Combinational Nonuniform Timeslicing of Dynamic Networks
Seokweon Jung, DongHwa Shin, Hyeon Jeon, Jinwook Seo
TL;DR
The paper addresses the challenge of choosing optimal nonuniform time slices for dynamic networks, where uniform intervals fail to capture density and structural changes. It introduces a combinational approach that first applies Visual Complexity–based slicing (VS) to create fine-grained segments and then aggregates them with Jaccard similarity–based slicing (JS) to form nonuniform snapshots, calibrating to a weekly interval to produce 17 snapshots. On a Rugby Tweets dataset, the hybrid method yields intermediate snapshot density that preserves evolving patterns and offers more detailed temporal structure than either baseline method alone. This fusion of data mining and visualization techniques enhances interpretability and pattern discovery in dynamic networks, suggesting practical improvements for temporal network analysis.
Abstract
Dynamic networks represent the complex and evolving interrelationships between real-world entities.
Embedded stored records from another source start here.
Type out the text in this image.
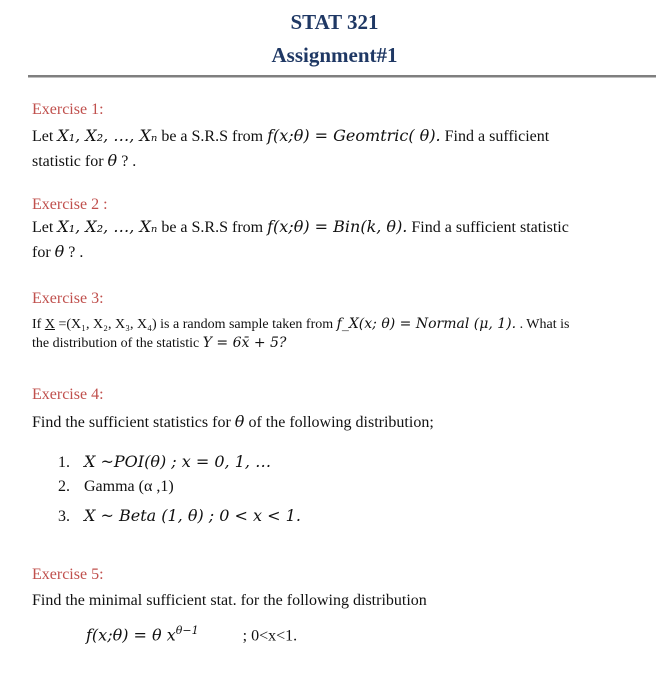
STAT 321
Assignment#1
Exercise 1:
Let X₁, X₂, …, Xₙ be a S.R.S from f(x;θ) = Geomtric( θ). Find a sufficient
statistic for θ ? .
Exercise 2 :
Let X₁, X₂, …, Xₙ be a S.R.S from f(x;θ) = Bin(k, θ). Find a sufficient statistic
for θ ? .
Exercise 3:
If X =(X₁, X₂, X₃, X₄) is a random sample taken from f_X(x; θ) = Normal (μ, 1). . What is
the distribution of the statistic Y = 6x̄ + 5?
Exercise 4:
Find the sufficient statistics for θ of the following distribution;
1. X ~POI(θ) ; x = 0, 1, …
2. Gamma (α ,1)
3. X ~ Beta (1, θ) ; 0 < x < 1.
Exercise 5:
Find the minimal sufficient stat. for the following distribution
f(x;θ) = θ $x^{\theta-1}$	; 0<x<1.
Given the scale and variability of these networks, finding an optimal slicing interval is essential for meaningful analysis. Nonuniform timeslicing, which adapts to density changes within the network, is drawing attention as a solution to this problem. In this research, we categorized existing algorithms into two domains -- data mining and visualization -- according to their approach to the problem. Data mining approach focuses on capturing temporal patterns of dynamic networks, while visualization approach emphasizes lessening the burden of analysis. We then introduce a novel nonuniform timeslicing method that synthesizes the strengths of both approaches, demonstrating its efficacy with a real-world data. The findings suggest that combining the two approaches offers the potential for more effective network analysis.